Jobs act: il giuslavorista smonta il quesito del referendum come inutile
Il dibattito sul referendum relativo al Jobs Act, la riforma del mercato del lavoro introdotta dal governo Renzi nel 2015, ha riacceso l’attenzione sulle tutele e sui diritti dei lavoratori in Italia. Luca Failla, giuslavorista e avvocato dello studio Failla&Partners, ha espresso un’opinione chiara: il quesito referendario è di scarsa utilità, in quanto il provvedimento è stato già “smantellato” dalla Corte Costituzionale.
Le modifiche apportate dalla Corte Costituzionale
Failla ha evidenziato che le sentenze gemelle 128 e 129 del 2024 hanno introdotto modifiche sostanziali al regime di licenziamento previsto dal Jobs Act. In particolare, il passaggio da un regime prevalentemente indennitario a uno reintegratorio ha annullato le differenze tra la nuova disciplina e quella precedente, rappresentata dalla Legge Fornero. Questo porta a una riflessione sulla rilevanza del referendum, poiché, secondo Failla, il regime di licenziamento attuale non differisce sostanzialmente da quello preesistente.
Impatto politico e simbolico del referendum
L’analisi di Failla si concentra anche sul significato politico e simbolico dell’iniziativa referendaria. Sebbene possa avere un valore di protesta o di richiesta di cambiamento, l’impatto pratico dell’abrogazione del Jobs Act sarebbe limitato.
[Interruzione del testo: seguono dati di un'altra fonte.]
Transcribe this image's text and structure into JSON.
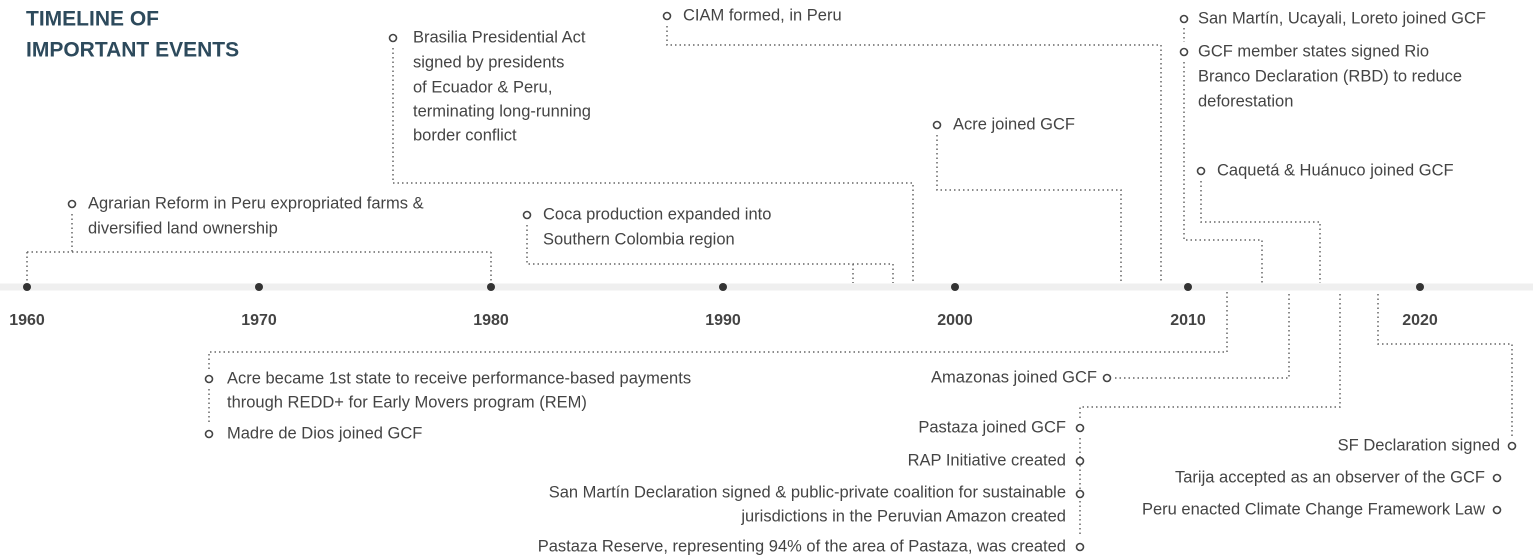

Infatti, se il referendum dovesse avere esito favorevole, le conseguenze potrebbero includere un peggioramento delle condizioni per i lavoratori, con una riduzione dell’indennizzo massimo da trentasei a ventiquattro mensilità per coloro assunti dopo il 7 marzo 2015.
La necessità di una riforma sistemica
Failla invita a guardare al futuro, affermando che la revisione del Jobs Act non dovrebbe essere lasciata esclusivamente alla giurisprudenza, ma richiede un intervento legislativo sistemico e complessivo. Questo intervento dovrebbe:
- Adeguare le tutele e i criteri di licenziamento alle trasformazioni del mercato del lavoro attuale.
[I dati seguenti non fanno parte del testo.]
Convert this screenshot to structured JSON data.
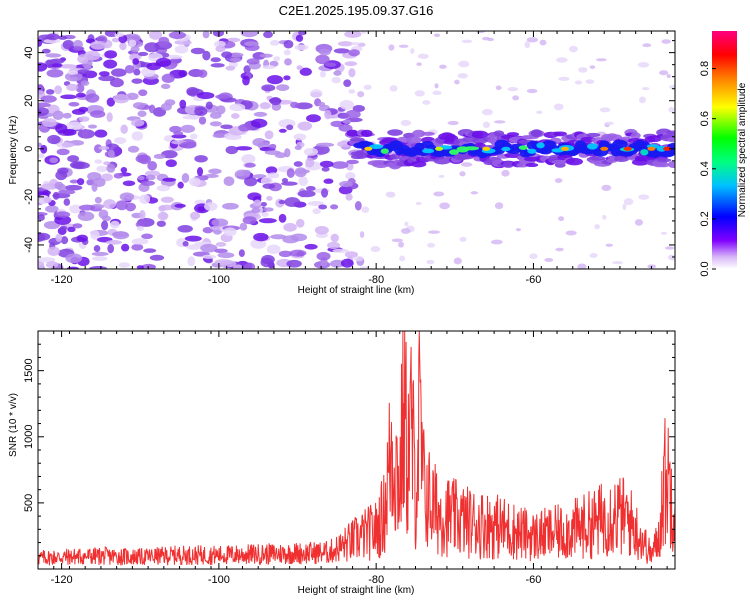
{
  "title": "C2E1.2025.195.09.37.G16",
  "chart_data": [
    {
      "type": "heatmap",
      "xlabel": "Height of straight line (km)",
      "ylabel": "Frequency (Hz)",
      "xlim": [
        -123,
        -42
      ],
      "ylim": [
        -50,
        49
      ],
      "xticks": [
        -120,
        -100,
        -80,
        -60
      ],
      "yticks": [
        -40,
        -20,
        0,
        20,
        40
      ],
      "colorbar": {
        "label": "Normalized spectral amplitude",
        "range": [
          0,
          0.95
        ],
        "ticks": [
          0.0,
          0.2,
          0.4,
          0.6,
          0.8
        ],
        "colors": [
          "#ffffff",
          "#c8a0f0",
          "#8000ff",
          "#0000ff",
          "#00ffff",
          "#00ff00",
          "#ffff00",
          "#ff8000",
          "#ff0000",
          "#ff00ff"
        ]
      },
      "features": {
        "noise_region_x": [
          -123,
          -83
        ],
        "signal_band": {
          "x_start": -83,
          "x_end": -42,
          "center_frequency_hz": 0,
          "peak_amplitude_x": -48
        }
      }
    },
    {
      "type": "line",
      "xlabel": "Height of straight line (km)",
      "ylabel": "SNR (10 * v/v)",
      "xlim": [
        -123,
        -42
      ],
      "ylim": [
        0,
        1800
      ],
      "xticks": [
        -120,
        -100,
        -80,
        -60
      ],
      "yticks": [
        500,
        1000,
        1500
      ],
      "series": [
        {
          "color": "#f03030",
          "x": [
            -123,
            -120,
            -115,
            -110,
            -105,
            -100,
            -95,
            -90,
            -86,
            -84,
            -82,
            -80,
            -79,
            -78,
            -77,
            -76.5,
            -76,
            -75.5,
            -75,
            -74.5,
            -74,
            -73,
            -72,
            -70,
            -68,
            -66,
            -64,
            -62,
            -60,
            -58,
            -56,
            -54,
            -52,
            -50,
            -48,
            -46,
            -45,
            -44,
            -43.5,
            -43,
            -42.5,
            -42
          ],
          "values": [
            120,
            130,
            140,
            130,
            150,
            150,
            160,
            170,
            180,
            260,
            350,
            420,
            600,
            1350,
            900,
            1780,
            1200,
            1550,
            800,
            1600,
            900,
            700,
            600,
            550,
            500,
            480,
            450,
            400,
            350,
            380,
            400,
            450,
            500,
            600,
            550,
            300,
            150,
            350,
            900,
            1000,
            850,
            750
          ]
        }
      ]
    }
  ]
}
- Rivedere le soglie e i criteri esistenti, inclusa la soglia dei 15 dipendenti, oggetto di dibattito e richieste da vari attori sociali.
Failla mette in guardia contro i rischi di un approccio frammentato alla legislazione sul lavoro. L’abrogazione di singole disposizioni senza una riformulazione coerente del quadro normativo potrebbe generare vuoti regolativi e confusione applicativa, aumentando la necessità di ulteriori interventi legislativi in futuro.
Le sentenze della Corte Costituzionale hanno avuto un impatto fondamentale non solo sul Jobs Act, ma anche sul modo in cui il diritto del lavoro viene interpretato e applicato in Italia. Con un mercato del lavoro in continua evoluzione, è essenziale che la legislazione si adatti per rispondere alle nuove sfide.
In questo contesto, Failla sottolinea l’importanza di una visione a lungo termine che contempli le trasformazioni del lavoro. La crescente diffusione di forme di lavoro atipico richiede una riconsiderazione delle tutele offerte ai lavoratori, affinché il legislatore integri criteri adeguati alle esigenze attuali e future del mercato del lavoro.
La questione del Jobs Act e del referendum correlato rappresenta solo un aspetto di un dibattito più ampio che riguarda il futuro del lavoro in Italia. La necessità di una riforma sistemica e coerente della disciplina dei licenziamenti è evidente, non solo per garantire diritti e tutele ai lavoratori, ma anche per sostenere un sistema produttivo in grado di affrontare le sfide del presente e del futuro. La riflessione di Luca Failla invita a considerare le implicazioni a lungo termine delle scelte normative, per costruire un ambiente di lavoro equo e sostenibile per tutti.